Alternatively, some specific questions which I’m stuck with:
calling importOrLoad is unlikely to work as it’s referring to a folder on a single filesystem (which clearly won’t work distributed, but also means there might be problems with the locks used.) It’d work best in Spark if I could have my *.pbf file in HDFS … but I’m not sure how I’d get that to work in Graphhopper.
alternatively it seems I could serialize a Graphhopper instance (with the OSM info already loaded), but I’m not sure if that’s possible …
PS - I’ve managed to get it running in Spark as a non-distributed task, but that’s not too useful.
I’ve no experience with Spark but HDFS is just a distributed file system - why not put the GraphHopper folder there? E.g. run importOrLoad for one GraphHopper and then a graphhopper folder is created and you can then use the distributed nature of HDFS. I.e. other GraphHopper instances do not need to import the OSM data again and will just load the data from the folder into the RAM. You can even tell GH to avoid writing to this folder just to make sure or if the FS is read only (hopper.setAllowWrites(false))

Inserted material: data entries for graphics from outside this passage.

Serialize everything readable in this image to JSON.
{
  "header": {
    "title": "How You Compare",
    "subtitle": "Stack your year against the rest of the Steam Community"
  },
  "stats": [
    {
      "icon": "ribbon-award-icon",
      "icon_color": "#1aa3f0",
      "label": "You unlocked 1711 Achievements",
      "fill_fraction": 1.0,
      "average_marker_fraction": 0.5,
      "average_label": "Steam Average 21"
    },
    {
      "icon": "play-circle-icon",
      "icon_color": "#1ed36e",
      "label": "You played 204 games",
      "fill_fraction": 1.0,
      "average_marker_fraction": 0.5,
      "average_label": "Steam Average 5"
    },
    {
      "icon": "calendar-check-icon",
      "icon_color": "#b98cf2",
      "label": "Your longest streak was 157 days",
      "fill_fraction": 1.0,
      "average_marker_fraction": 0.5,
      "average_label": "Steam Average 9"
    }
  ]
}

Admittedly I’m new to HDFS/Spark too, but the “problem” is that it’s not exactly like a distributed file system - e.g. the data is split into chunks (which may be on different machines). GH/Java’s loading (which assumes a normal filesystem) probably won’t work in this case. However, I suspect it’s tweakable, so maybe I’ll try to write a new DataReader which handles this. Alternatively, I may be able to just “broadcast” the graph - I’ll have to see.
I managed to get it working, but it was pretty painful and ugly. I’m sure it shouldn’t be too hard to tweak graphhopper to make it all a little easier … but I’d need to be more familiar with the internals.
I understand that Java storage libraries often come with custom URL handlers (we wouldn’t have to include them - the user registers them with the JVM), so this may be a good interface to also allow loading a graph from Amazon S3 or some such.
I’m not sure @michaz - though that is how I e.g. interface with it Hadoop/Spark. I was thinking (naively) of an overwrite-able method for getting the bytes for the OSM file, and leave it up to the user how to provide that. A quick look at the link @karussell provided shows it kind of does this (with openStream).